Cease: For many reasons, I think this is a great opportunity for both ourselves and the students. A lot of students that do get engaged really want to have that sustainability applied component. They want to have direct connections with stakeholders, which is really exciting, because we have all those connections. We’re actively working with stakeholders that are facing these challenges every day.
I think that’s really, really empowering for newer professionals in this space. We also strive to support students to develop their independent questions and projects within the umbrella in which we work. And it benefits the work greatly to have students as core members of the team. They have so many creative insights, they offer perspectives that we can sometimes lose after looking at the same problem for so long. It sets us apart in a really special way from institutions that aren’t based in academia.
Our work being set in a university is unique too because it allows us to really expand on that creativity. We aren’t bound to one specific mandate, we aren’t confined to one silo. Universities allow for freedom in how we tackle a problem, how we apply solutions. And then on top of all of that, we recruit these amazing students to work with. The primary reason I chose to work with a university is that I wanted the freedom to think about a more holistic response that’s going to offer solutions for multiple outcomes.
I have deep respect for our colleagues at plant protection organizations who have the mandate and challenging responsibility to manage plant pests and pathogens in real time. Working closely with these organizations allows us to support their efforts for developing more systems-oriented management approaches and decreasing reliance on reactive management with chemical pesticides.

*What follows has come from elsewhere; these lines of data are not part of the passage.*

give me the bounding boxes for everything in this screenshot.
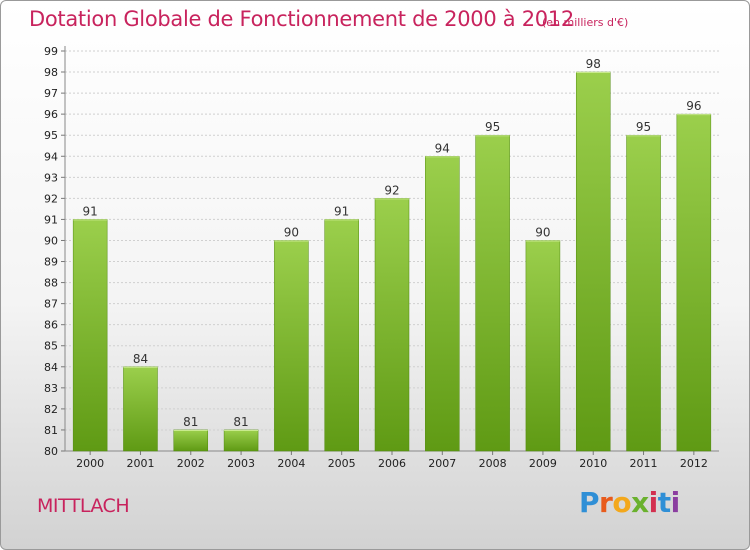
y-tick-label: 91 [44, 213, 58, 226]
y-tick-label: 97 [44, 87, 58, 100]
data-label-2001: 84 [133, 352, 148, 366]
x-tick-label-2001: 2001 [126, 457, 154, 470]
chart-unit: (en milliers d'€) [542, 16, 629, 29]
data-label-2010: 98 [586, 57, 601, 71]
x-tick-label-2005: 2005 [328, 457, 356, 470]
y-tick-label: 88 [44, 277, 58, 290]
data-label-2000: 91 [83, 204, 98, 218]
y-tick-label: 80 [44, 445, 58, 458]
x-tick-label-2000: 2000 [76, 457, 104, 470]
bar-2012 [676, 113, 712, 452]
x-tick-label-2006: 2006 [378, 457, 406, 470]
y-tick-label: 83 [44, 382, 58, 395]
y-tick-label: 99 [44, 45, 58, 58]
bar-2005 [324, 219, 359, 452]
y-tick-label: 82 [44, 403, 58, 416]
bar-2011 [626, 134, 661, 452]
proxiti-logo: Proxiti [579, 486, 680, 519]
data-label-2008: 95 [485, 120, 500, 134]
y-tick-label: 86 [44, 319, 58, 332]
y-tick-label: 92 [44, 192, 58, 205]
data-label-2006: 92 [384, 183, 399, 197]
data-label-2007: 94 [435, 141, 450, 155]
x-tick-label-2004: 2004 [277, 457, 305, 470]
y-tick-label: 90 [44, 234, 58, 247]
data-label-2005: 91 [334, 204, 349, 218]
bar-2010 [575, 71, 611, 452]
x-tick-label-2008: 2008 [479, 457, 507, 470]
y-tick-label: 89 [44, 256, 58, 269]
y-tick-label: 93 [44, 171, 58, 184]
bar-2000 [72, 219, 108, 452]
y-tick-label: 84 [44, 361, 58, 374]
x-tick-label-2012: 2012 [680, 457, 708, 470]
bars [72, 71, 712, 452]
bar-2001 [123, 366, 158, 452]
y-tick-label: 98 [44, 66, 58, 79]
bar-2002 [173, 429, 209, 452]
x-tick-label-2010: 2010 [579, 457, 607, 470]
labels: 80 81 82 83 84 85 86 87 88 89 90 91 92 93 94 95 96 97 98 99… [44, 45, 708, 470]
bar-2009 [525, 240, 561, 452]
bar-2008 [475, 134, 510, 452]
x-tick-label-2003: 2003 [227, 457, 255, 470]
bar-2007 [425, 156, 460, 452]
data-label-2012: 96 [686, 99, 701, 113]
data-label-2002: 81 [183, 415, 198, 429]
x-tick-label-2009: 2009 [529, 457, 557, 470]
bar-2004 [274, 240, 309, 452]
y-tick-label: 85 [44, 340, 58, 353]
data-label-2011: 95 [636, 120, 651, 134]
bar-2003 [223, 429, 259, 452]
x-tick-label-2007: 2007 [428, 457, 456, 470]
data-label-2004: 90 [284, 225, 299, 239]
data-label-2009: 90 [535, 225, 550, 239]
y-tick-label: 95 [44, 129, 58, 142]
y-tick-label: 87 [44, 298, 58, 311]
commune-name: MITTLACH [37, 495, 130, 517]
bar-2006 [374, 198, 410, 452]
y-tick-label: 94 [44, 150, 58, 163]
x-tick-label-2011: 2011 [630, 457, 658, 470]
y-tick-label: 81 [44, 424, 58, 437]
data-label-2003: 81 [233, 415, 248, 429]
x-tick-label-2002: 2002 [177, 457, 205, 470]
y-tick-label: 96 [44, 108, 58, 121]
chart-title: Dotation Globale de Fonctionnement de 20… [29, 7, 574, 31]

Locust outbreaks pose a large threat to human health and wellness. As we face unprecedented times for our planet, what does the future of locust management look like?

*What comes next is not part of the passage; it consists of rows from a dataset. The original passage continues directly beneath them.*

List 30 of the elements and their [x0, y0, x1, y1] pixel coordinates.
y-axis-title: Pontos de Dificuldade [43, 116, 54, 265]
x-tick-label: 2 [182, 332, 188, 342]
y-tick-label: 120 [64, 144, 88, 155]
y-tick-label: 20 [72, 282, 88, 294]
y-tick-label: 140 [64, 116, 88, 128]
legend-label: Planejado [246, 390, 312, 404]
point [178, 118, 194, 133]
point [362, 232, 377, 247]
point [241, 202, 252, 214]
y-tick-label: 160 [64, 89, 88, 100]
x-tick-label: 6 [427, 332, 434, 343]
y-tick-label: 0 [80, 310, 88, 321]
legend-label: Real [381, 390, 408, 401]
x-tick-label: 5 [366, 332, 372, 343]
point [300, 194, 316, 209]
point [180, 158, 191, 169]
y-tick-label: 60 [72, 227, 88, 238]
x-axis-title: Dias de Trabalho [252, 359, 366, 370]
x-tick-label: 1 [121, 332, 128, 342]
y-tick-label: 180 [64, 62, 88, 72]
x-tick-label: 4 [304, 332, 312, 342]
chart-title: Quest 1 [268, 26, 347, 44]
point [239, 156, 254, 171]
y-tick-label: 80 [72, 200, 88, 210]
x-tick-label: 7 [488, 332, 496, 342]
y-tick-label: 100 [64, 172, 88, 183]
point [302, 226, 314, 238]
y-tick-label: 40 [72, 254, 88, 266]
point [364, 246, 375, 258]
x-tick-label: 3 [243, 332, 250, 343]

Overson: The solution is not to kill all locusts. I’ll own it — I’m a bleeding heart entomologist. I love bugs. But looking beyond my personal fondness for these bugs, locusts are kind of analogous to wildfire. They can be devastating, but they play a role in ecological systems. We can’t and shouldn’t completely eliminate wildfire, and we can’t and shouldn’t completely eliminate locusts. They need to be responsibly managed.

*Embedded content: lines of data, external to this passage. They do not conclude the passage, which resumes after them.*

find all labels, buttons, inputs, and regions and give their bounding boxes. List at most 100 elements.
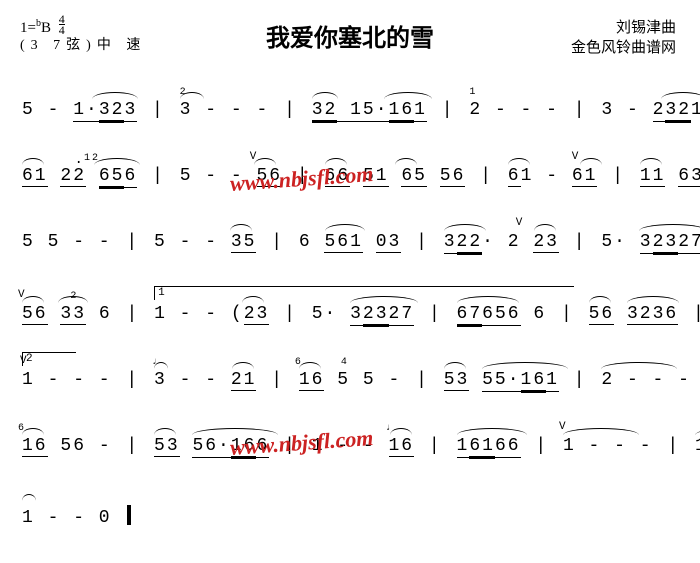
tie-slur <box>92 92 138 99</box>
barline: | <box>114 304 152 324</box>
score-line: 5 - 1·323 | 3 - - -2 | 32 15·161 | 2 - -… <box>20 100 680 122</box>
score-line: 56 323 6V | 1 - - (231 | 5· 32327 | 6765… <box>20 298 680 326</box>
tie-slur <box>589 296 611 303</box>
ornament: 4 <box>341 357 349 368</box>
measure: 1 - - 0 <box>22 502 131 528</box>
measure: 16 56 -6 <box>22 436 112 457</box>
tie-slur <box>232 362 254 369</box>
measure: 3 - - 21♩ <box>154 370 256 391</box>
website-credit: 金色风铃曲谱网 <box>571 36 676 57</box>
barline: | <box>429 100 467 120</box>
measure: 16166 <box>457 436 521 458</box>
ornament: 1 <box>469 87 477 98</box>
tempo-marking: (3 7弦)中 速 <box>20 34 146 54</box>
tie-slur <box>563 428 639 435</box>
measure: 2 - - -1 <box>469 100 559 120</box>
tie-slur <box>580 158 602 165</box>
measure: 1 - - -V <box>563 436 653 456</box>
breath-mark: V <box>572 151 581 163</box>
volta-bracket: 2 <box>22 352 76 366</box>
barline: | <box>258 370 296 390</box>
composer-credit: 刘锡津曲 <box>616 16 676 37</box>
measure: 3 - 2321 <box>601 100 700 122</box>
barline: | <box>403 232 441 252</box>
score-line: 61 22 65612 | 5 - - 56V | 66 51 65 56 | … <box>20 166 680 188</box>
tie-slur <box>192 428 278 435</box>
measure: 16 5 5 -64 <box>299 370 401 391</box>
measure: 1 - - - <box>695 436 700 456</box>
measure: 56 3236 <box>589 304 679 325</box>
measure: 61 22 65612 <box>22 166 137 188</box>
measure: 322· 2 23V <box>444 232 559 254</box>
barline: | <box>139 100 177 120</box>
measure: 5 - - 35 <box>154 232 256 253</box>
ornament: 6 <box>18 423 26 434</box>
measure: 53 56·166 <box>154 436 269 458</box>
barline: | <box>693 370 700 390</box>
measure: 3 - - -2 <box>180 100 270 120</box>
tie-slur <box>350 296 418 303</box>
tie-slur <box>444 362 466 369</box>
barline: | <box>403 370 441 390</box>
score-line: 16 56 -6 | 53 56·166 | 1 - - 16♩ | 16166… <box>20 436 680 458</box>
measure: 11 63 21 <box>640 166 700 187</box>
tie-slur <box>325 224 365 231</box>
measure: 1 - - -V2 <box>22 370 112 390</box>
measure: 66 51 65 56 <box>325 166 466 187</box>
tie-slur <box>640 158 662 165</box>
breath-mark: V <box>250 151 259 163</box>
ornament: 12 <box>84 153 100 164</box>
score-line: 1 - - 0 <box>20 502 680 528</box>
barline: | <box>271 304 309 324</box>
tie-slur <box>94 158 140 165</box>
tie-slur <box>22 494 36 501</box>
barline: | <box>284 166 322 186</box>
tie-slur <box>534 224 556 231</box>
ornament: 2 <box>180 87 188 98</box>
barline: | <box>561 100 599 120</box>
barline: | <box>271 436 309 456</box>
tie-slur <box>312 92 338 99</box>
breath-mark: V <box>559 421 568 433</box>
barline: | <box>271 100 309 120</box>
score-line: 1 - - -V2 | 3 - - 21♩ | 16 5 5 -64 | 53 … <box>20 370 680 392</box>
page-title: 我爱你塞北的雪 <box>266 18 434 53</box>
measure: 56 323 6V <box>22 304 112 325</box>
breath-mark: V <box>516 217 525 229</box>
barline: | <box>114 232 152 252</box>
score-header: 1=bB 4 4 (3 7弦)中 速 我爱你塞北的雪 刘锡津曲 金色风铃曲谱网 <box>20 12 680 72</box>
tie-slur <box>508 158 530 165</box>
music-score: 5 - 1·323 | 3 - - -2 | 32 15·161 | 2 - -… <box>20 100 680 528</box>
barline: | <box>655 436 693 456</box>
measure: 6 561 03 <box>299 232 401 253</box>
barline: | <box>416 436 454 456</box>
score-line: 5 5 - - | 5 - - 35 | 6 561 03 | 322· 2 2… <box>20 232 680 254</box>
barline: | <box>599 166 637 186</box>
measure: 53 55·161 <box>444 370 559 392</box>
tie-slur <box>695 428 700 435</box>
breath-mark: V <box>18 289 27 301</box>
ornament: ♩ <box>152 357 160 368</box>
measure: 67656 6 <box>457 304 547 326</box>
measure: 5 - 1·323 <box>22 100 137 122</box>
barline: | <box>114 370 152 390</box>
tie-slur <box>325 158 347 165</box>
measure: 5 5 - - <box>22 232 112 252</box>
measure: 61 - 61V <box>508 166 598 187</box>
tie-slur <box>661 92 700 99</box>
measure: 2 - - - <box>601 370 691 390</box>
tie-slur <box>444 224 486 231</box>
barline: | <box>416 304 454 324</box>
tie-slur <box>154 428 176 435</box>
ornament: 6 <box>295 357 303 368</box>
tie-slur <box>230 224 252 231</box>
tie-slur <box>627 296 679 303</box>
measure: 5· 32327 <box>312 304 414 326</box>
barline: | <box>467 166 505 186</box>
measure: 5· 32327 <box>601 232 700 254</box>
barline: | <box>561 232 599 252</box>
measure: 32 15·161 <box>312 100 427 122</box>
measure: 1 - - 16♩ <box>312 436 414 457</box>
tie-slur <box>457 428 527 435</box>
barline: | <box>139 166 177 186</box>
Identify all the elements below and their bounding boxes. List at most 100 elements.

The dials that we’re turning with climate change are going to make that management even more challenging. Species ranges are going to move in unpredictable ways, and the frequency and duration of outbreaks are going to change in unpredictable ways.
One of the best things we can do is build these support and information sharing structures. Concurrently, we need to increase our capacity to make early predictions of where these outbreaks are going to happen. From there, we can use strategic strikes where we can use less pesticides while still decreasing the scale of the impact. In an ideal world, we could even use biopesticides, which are much safer for humans in the environment.
Something I’ve noticed in my work these last few years: I think there is a level of arrogance about the locust issue. “We put a man on the moon, but we’re still dealing with bugs in the sky?” We need to get past that hubris and engage in careful capacity building across borders to move to a better future for locusts management.
Cease: I’ve heard all kinds of “easy” solutions: lasers on planes, big nets. There is a reason we are still struggling to solve this problem. These swarms can be the size of Manhattan or larger. Try putting a living, breathing, moving Manhattan in a net. It’s a complex issue that requires a complex approach.
The direction we’re going is increased locust outbreaks, and certainly an increased unpredictability of them. But it’s not all doom and gloom. I think it’s important to take a step back and listen to each other. There may not be one perfect, flashy, one size solution that will just solve the issue. For issues like this, there rarely is. Understanding the full view of the problem will lead to a more complete picture. Holistic understanding leads to holistic solutions.